El parque
Cerré el pasador y salí de casa para despejarme un rato, tras una semana llena de trabajo, tensiones y problemas. Abrumado, caminé sin rumbo por las calles, mientras el sol palidecía, hasta que llegué a un desolado parque. Caía la tarde, y bajo un fresno grande sin hojas por ser invierno, me recargué en su tronco a meditar, luego me incliné un instante y con una piedra, dibujé en la tierra un ángel de la guarda pidiéndole ayuda; me levanté enseguida al sentir el viento frío golpear sobre mi cara, y me di cuenta que no estaba solo, que Dios, a pesar de todo me seguía y me acompañaba, en cada paso que yo daba. No faltó ese mismo día, el mensaje consolador de un amigo, una invitación a cenar, y la profunda oración en el silencio que iluminó mi oscuridad. … Pero, ¿qué pasó con aquel ángel dibujado en el parque? Atrás se quedó solo, junto al robusto fresno que resguardó mis penas, yo retorné por el sendero estrecho y pedregoso que salió a mi encuentro. Quizá lo recogió el mismo viento que acarició mi rostro, o lo borró la lluvia que asomó por un momento, o lo pisotearon algunos de los que atajan por ahí en su camino de regreso… o tal vez un niño, cuyos ojos limpios que siempre ven algo más, se paró a su lado, para delinearle a su nuevo amigo lo que en aquel instante no supe ni pude yo dibujar: una sonrisa.

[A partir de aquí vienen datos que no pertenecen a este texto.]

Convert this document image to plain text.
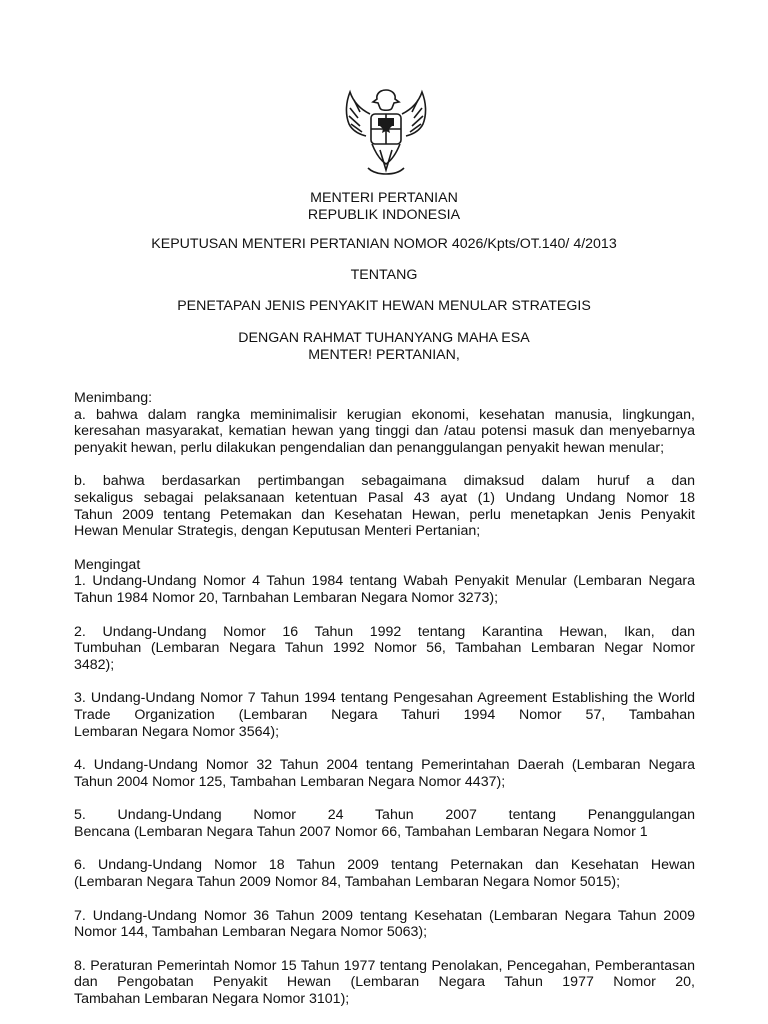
MENTERI PERTANIAN
REPUBLIK INDONESIA
KEPUTUSAN MENTERI PERTANIAN NOMOR 4026/Kpts/OT.140/ 4/2013
TENTANG
PENETAPAN JENIS PENYAKIT HEWAN MENULAR STRATEGIS
DENGAN RAHMAT TUHANYANG MAHA ESA
MENTER! PERTANIAN,
Menimbang:
a. bahwa dalam rangka meminimalisir kerugian ekonomi, kesehatan manusia, lingkungan,
keresahan masyarakat, kematian hewan yang tinggi dan /atau potensi masuk dan menyebarnya
penyakit hewan, perlu dilakukan pengendalian dan penanggulangan penyakit hewan menular;
b. bahwa berdasarkan pertimbangan sebagaimana dimaksud dalam huruf a dan
sekaligus sebagai pelaksanaan ketentuan Pasal 43 ayat (1) Undang Undang Nomor 18
Tahun 2009 tentang Petemakan dan Kesehatan Hewan, perlu menetapkan Jenis Penyakit
Hewan Menular Strategis, dengan Keputusan Menteri Pertanian;
Mengingat
1. Undang-Undang Nomor 4 Tahun 1984 tentang Wabah Penyakit Menular (Lembaran Negara
Tahun 1984 Nomor 20, Tarnbahan Lembaran Negara Nomor 3273);
2. Undang-Undang Nomor 16 Tahun 1992 tentang Karantina Hewan, Ikan, dan
Tumbuhan (Lembaran Negara Tahun 1992 Nomor 56, Tambahan Lembaran Negar Nomor
3482);
3. Undang-Undang Nomor 7 Tahun 1994 tentang Pengesahan Agreement Establishing the World
Trade Organization (Lembaran Negara Tahuri 1994 Nomor 57, Tambahan
Lembaran Negara Nomor 3564);
4. Undang-Undang Nomor 32 Tahun 2004 tentang Pemerintahan Daerah (Lembaran Negara
Tahun 2004 Nomor 125, Tambahan Lembaran Negara Nomor 4437);
5. Undang-Undang Nomor 24 Tahun 2007 tentang Penanggulangan
Bencana (Lembaran Negara Tahun 2007 Nomor 66, Tambahan Lembaran Negara Nomor 1
6. Undang-Undang Nomor 18 Tahun 2009 tentang Peternakan dan Kesehatan Hewan
(Lembaran Negara Tahun 2009 Nomor 84, Tambahan Lembaran Negara Nomor 5015);
7. Undang-Undang Nomor 36 Tahun 2009 tentang Kesehatan (Lembaran Negara Tahun 2009
Nomor 144, Tambahan Lembaran Negara Nomor 5063);
8. Peraturan Pemerintah Nomor 15 Tahun 1977 tentang Penolakan, Pencegahan, Pemberantasan
dan Pengobatan Penyakit Hewan (Lembaran Negara Tahun 1977 Nomor 20,
Tambahan Lembaran Negara Nomor 3101);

Una mirada diferente al apóstol
Recuerdo cuando de niños salíamos juntos a correr por el campo, ¡ah, cómo nos divertíamos! Explorábamos los montes, trepábamos árboles y escalábamos montañas; juntos pescábamos a la orilla del lago, cómo nos fiábamos el uno del otro, no había secretos entre nosotros, nos queríamos mucho, platicábamos muy profundo en esas largas tardes de la vida, reíamos, y agradecíamos a Dios el hermoso don de la amistad. Un día, al paso de muchos años, salí a caminar a las afueras del pueblo por entre los huertos, ya iba cayendo la tarde, solitaria y sombría, con la penumbra cerca. De repente, algo rompió el silencio que me envolvía, y oí unos pasos que me alarmaron, de súbito llegó la noche, ruidos raros, voces extrañas, me atraparon el miedo y la angustia, presentimientos, gente encapuchada, sospechosa, no supe qué hacer. Pero luego, al mirar con detalle, una luz apareció, era mi amigo, por quien todo daba, y desapareció el temor, todo estaría bien, con él nada malo pasaría. Pero se acercó y, no sabría decirlo, era diferente, su semblante, su mirada esquiva, vacía, sus ojos distantes, su beso extraño, su corazón frío, su alma perdida, sin aliento, como muerta y, no viene sólo, alguien camina tras él, viene gente con sogas, armas, palos, odio, rencor, muerte, su sonrisa ya no es la misma, hay muecas hilarantes, ironía, sarcasmo. Ha dejado de ser él mismo, no lo reconozco ya, es un extraño, un intruso, me jalan, me avientan, me aprehenden, me esposan, me llevan, ¿dónde está él? ¿Ha huido? Ha renunciado a ser mi amigo. Ya no lo tendré más, ya no estará conmigo, pero: ¿Cómo detenerlo? ¿Cómo amarlo? ¿Cómo perdonarlo? Lo llamo, le grito: ¡¡Judas!! No te vayas, yo seguiré siendo tu amigo.